We are trying to use pipelined model parallelism to speed up model training. This work requires ourselves to manage different versions of weights. This is ok in version 1.4 pytorch, but the following error will be reported after 1.5,
In our scenario, we confirm that the version of the weight is reasonable, so Is there any upper-level API to disable the detection of the weight’s version
raceback (most recent call last):
File "bert_main.py", line 294, in <module>
main()
File "bert_main.py", line 210, in main
model_args.model_name_or_path) else None
File "/workspace/pipedream-1.5BW/lib/runtimecontrol.py", line 521, in train
self.runtime_control.run_forward_backward()
File "/workspace/pipedream-1.5BW/lib/runtimecontrol.py", line 194, in run_forward_backward
data_provider=data_provider)
File "/workspace/pipedream-1.5BW/lib/callableunit.py", line 157, in backward
result = self._backward(**kwargs)
File "/workspace/pipedream-1.5BW/lib/callableunit.py", line 317, in _backward
result = self._backward_g0(**kwargs)
File "/workspace/pipedream-1.5BW/lib/callableunit.py", line 392, in _backward_g0
return self._comm_backward(outputs, kwargs)
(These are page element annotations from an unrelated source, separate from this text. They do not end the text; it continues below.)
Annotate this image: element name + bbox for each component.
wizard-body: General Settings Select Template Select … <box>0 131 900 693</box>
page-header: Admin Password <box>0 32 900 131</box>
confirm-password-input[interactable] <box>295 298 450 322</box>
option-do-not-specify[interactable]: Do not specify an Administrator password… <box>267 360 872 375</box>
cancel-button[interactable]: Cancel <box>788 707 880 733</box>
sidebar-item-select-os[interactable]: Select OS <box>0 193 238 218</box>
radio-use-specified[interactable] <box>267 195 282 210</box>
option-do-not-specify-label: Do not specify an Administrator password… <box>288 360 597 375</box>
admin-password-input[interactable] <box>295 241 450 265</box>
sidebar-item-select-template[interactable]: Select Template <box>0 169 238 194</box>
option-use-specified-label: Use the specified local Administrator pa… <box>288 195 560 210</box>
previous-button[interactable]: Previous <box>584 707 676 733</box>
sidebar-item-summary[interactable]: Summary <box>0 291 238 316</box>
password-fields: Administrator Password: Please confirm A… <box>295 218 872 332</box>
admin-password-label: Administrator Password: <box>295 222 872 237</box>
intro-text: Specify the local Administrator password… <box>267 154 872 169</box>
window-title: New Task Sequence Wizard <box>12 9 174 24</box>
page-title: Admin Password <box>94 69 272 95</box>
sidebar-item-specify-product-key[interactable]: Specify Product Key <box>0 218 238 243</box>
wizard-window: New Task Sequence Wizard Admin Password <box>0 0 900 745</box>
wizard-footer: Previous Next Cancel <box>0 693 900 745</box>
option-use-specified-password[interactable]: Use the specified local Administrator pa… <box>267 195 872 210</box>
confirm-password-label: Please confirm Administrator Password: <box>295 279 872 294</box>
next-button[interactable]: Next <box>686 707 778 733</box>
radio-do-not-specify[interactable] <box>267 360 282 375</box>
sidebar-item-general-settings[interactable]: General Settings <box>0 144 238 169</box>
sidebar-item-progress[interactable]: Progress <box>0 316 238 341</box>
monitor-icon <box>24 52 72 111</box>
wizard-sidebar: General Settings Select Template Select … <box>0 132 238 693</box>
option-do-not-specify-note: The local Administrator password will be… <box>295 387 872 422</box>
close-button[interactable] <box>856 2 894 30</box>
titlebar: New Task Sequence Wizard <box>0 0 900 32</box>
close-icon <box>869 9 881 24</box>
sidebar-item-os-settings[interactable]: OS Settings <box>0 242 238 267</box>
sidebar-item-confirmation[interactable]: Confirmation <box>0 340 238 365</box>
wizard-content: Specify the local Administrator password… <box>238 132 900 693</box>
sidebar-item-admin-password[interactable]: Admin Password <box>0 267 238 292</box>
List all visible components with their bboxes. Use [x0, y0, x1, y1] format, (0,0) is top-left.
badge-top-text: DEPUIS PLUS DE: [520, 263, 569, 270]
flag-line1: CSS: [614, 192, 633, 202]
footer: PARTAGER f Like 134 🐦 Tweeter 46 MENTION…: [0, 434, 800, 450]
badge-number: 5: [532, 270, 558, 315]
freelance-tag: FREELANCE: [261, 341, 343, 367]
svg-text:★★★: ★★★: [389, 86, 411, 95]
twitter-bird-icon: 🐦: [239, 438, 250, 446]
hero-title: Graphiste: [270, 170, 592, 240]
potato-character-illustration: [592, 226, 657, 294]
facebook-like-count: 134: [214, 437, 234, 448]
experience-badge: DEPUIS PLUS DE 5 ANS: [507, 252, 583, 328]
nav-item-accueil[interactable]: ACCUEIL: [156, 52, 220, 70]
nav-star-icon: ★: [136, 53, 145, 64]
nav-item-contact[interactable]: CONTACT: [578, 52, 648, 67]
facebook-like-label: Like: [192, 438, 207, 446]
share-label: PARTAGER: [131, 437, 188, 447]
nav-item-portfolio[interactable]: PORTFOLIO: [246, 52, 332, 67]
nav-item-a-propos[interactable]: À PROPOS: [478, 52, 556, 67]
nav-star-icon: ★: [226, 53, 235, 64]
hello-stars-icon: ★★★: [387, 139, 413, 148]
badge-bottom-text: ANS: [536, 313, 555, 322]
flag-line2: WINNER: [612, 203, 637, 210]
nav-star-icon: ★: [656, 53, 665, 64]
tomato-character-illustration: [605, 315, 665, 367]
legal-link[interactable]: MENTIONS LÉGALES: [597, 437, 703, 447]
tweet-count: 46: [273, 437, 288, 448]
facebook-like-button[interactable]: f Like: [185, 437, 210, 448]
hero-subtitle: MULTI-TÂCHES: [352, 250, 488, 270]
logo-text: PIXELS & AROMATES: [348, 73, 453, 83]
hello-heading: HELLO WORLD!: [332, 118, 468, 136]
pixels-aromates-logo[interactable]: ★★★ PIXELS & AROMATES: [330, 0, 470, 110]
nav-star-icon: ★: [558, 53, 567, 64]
File "/workspace/pipedream-1.5BW/lib/callableunit.py", line 174, in _comm_backward
torch.autograd.backward(forward_output, backward_gradient)
File "/opt/conda/lib/python3.7/site-packages/torch/autograd/__init__.py", line 146, in backward
allow_unreachable=True, accumulate_grad=True) # allow_unreachable flag
RuntimeError: one of the variables needed for gradient computation has been modified by an inplace operation: [torch.cuda.FloatTensor [768]] is at version 9; expected version 4 instead. Hint: enable anomaly detection to find the operation that failed to compute its gradient, with torch.autograd.set_detect_anomaly(True).